Why is everybody talking about movement?
Have you noticed that “movement” is having a moment?
The word is popping up everywhere as it makes its way into the names of things: fitness classes, studios and training sessions. It’s hip to be in motion.
But what exactly is movement? Are they all referring to one type of movement? Or is the “movement movement” being used to refer to a lot of different practices?
“Like everything in the fitness world, people jump on the bandwagon and start using the terminology that sells,” said Carol Robbins, an east-end Toronto exercise specialist and founder of Alignment REScue.
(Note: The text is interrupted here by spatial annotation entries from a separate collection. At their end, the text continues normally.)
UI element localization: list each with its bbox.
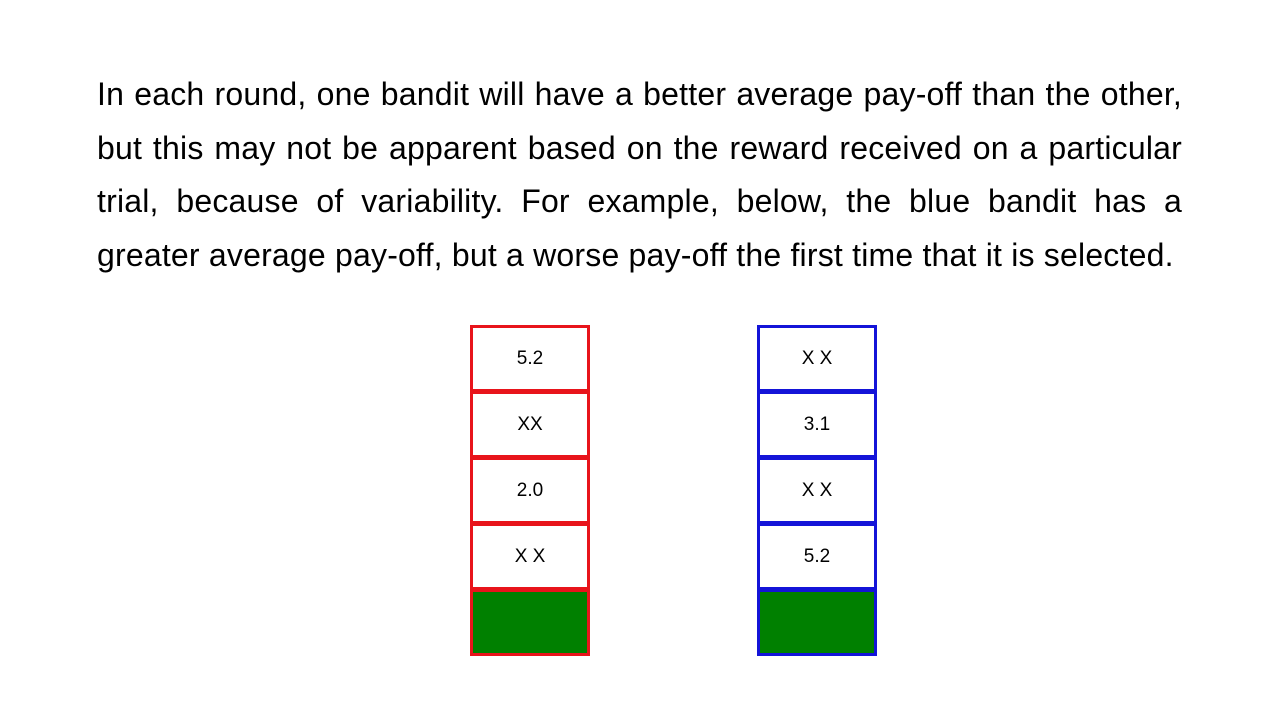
blue-bandit-column: X X 3.1 X X 5.2 xyxy=(757,325,877,656)
red-bandit-reward-cell xyxy=(470,589,590,656)
red-bandit-cell: XX xyxy=(470,391,590,458)
red-bandit-cell: 5.2 xyxy=(470,325,590,392)
blue-bandit-cell: 3.1 xyxy=(757,391,877,458)
red-bandit-cell: X X xyxy=(470,523,590,590)
blue-bandit-cell: X X xyxy=(757,457,877,524)
blue-bandit-cell: X X xyxy=(757,325,877,392)
explanation-paragraph: In each round, one bandit will have a be… xyxy=(97,76,1182,273)
red-bandit-column: 5.2 XX 2.0 X X xyxy=(470,325,590,656)
blue-bandit-reward-cell xyxy=(757,589,877,656)
blue-bandit-cell: 5.2 xyxy=(757,523,877,590)
red-bandit-cell: 2.0 xyxy=(470,457,590,524)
“What I do is called restorative exercise and it’s really built around walking and gait and ‘alignment,’ another word that people are kind of bandying about right now, especially in fitness classes,” said Robbins, who has been working as a certified restorative exercise specialist for 10 years. “‘Alignment’ is sort of a buzzword right now, but people use that word kind of interchangeably with the word ‘position.’”
So the short answer is yes, there are a lot of different ideas about movement out there. Robbins, for example, offers very specific guidance on alignment, which she learned from Katy Bowman, an American biomechanist and author who developed a regimen called “Nutritious Movement” over a decade ago that is focused on both gait and the way we think of fitness. And when it comes to the latter, at least, it looks like the world is catching up to these ideas.
“Last year, the Canadian Society for Exercise Physiology issued its new exercise guidelines, called the 24-hour movement guidelines,” said Jenna Gillen, an assistant professor at the University of Toronto’s Faculty of Kinesiology and Physical Education. “The idea is that it’s important to integrate movement throughout your day and not just focus on structured physical activity.”
“That’s still important, but we’re learning it’s not the only thing we should be emphasizing or encouraging Canadians to do,” Gillen continued. “So it focuses on this idea that the whole day matters and so it’s about incorporating physical activity throughout the day as well as trying to mitigate sedentary behaviour.”
One of the suggestions is breaking up long periods of sitting with little bursts of exercise or even just standing for a little bit. This fits in well with Gillen’s research, which demonstrates that taking even a two-minute break every 30 minutes to do something as minor as walking around or doing squats next to your desk can help reduce our insulin levels.
Walking and doing squats as often as possible are also both key to the nutritious movement program, although the biomechanics are used to help people get the most benefit from every single movement, no matter how small it seems.
One concrete example of this comes from my phone interview with Robbins. She took my call while she was out walking, going up and down several hills, which is better for working the gluteal muscles than flat terrain. So it’s not just that she found a way to move while she was working, she also chose a type of exercise that’s good for preventing one of the most common problems people in her demographic experience: bone loss.
“Weight-bearing exercises doesn’t necessarily mean you have to hold weights or be wearing weights,” said Robbins. “It might just mean finding the place where your bones are experiencing more weight and that helps keep your bones from becoming brittle in some places. That’s the mechanical part of it.”
Robbins said the basic lower-body gait mechanics principles can be learned in a relatively short time. The upper body, she said, takes longer.
“You have to actually physically change the muscular physiology, which takes some time, but it can be done; it just requires adaptation,” Robbins said. “It’s really a long-term project, but that doesn’t necessarily mean that you’re married to me and my classes for a long time. I mean, you can learn this stuff in a couple of hours.
“I have a course online that starts at the floor and goes up to the hip,” she added. “And that’s all people need to get going.”
And get moving more — something that just about everyone agrees is just as important as a regular workout time and needs to be incorporated into every aspect of our routines. Although we’re slowly realizing the importance of movement, we’ve still got a ways to go, said Robbins.
“Our culture really values exercise, but we don’t really value movement,” Robbins said. “A lot of people treat it as if it’s only valuable if you do it with a certain intensity.
“But if we can build these little moments of movement into our day overall it adds up to a lot more physical health.”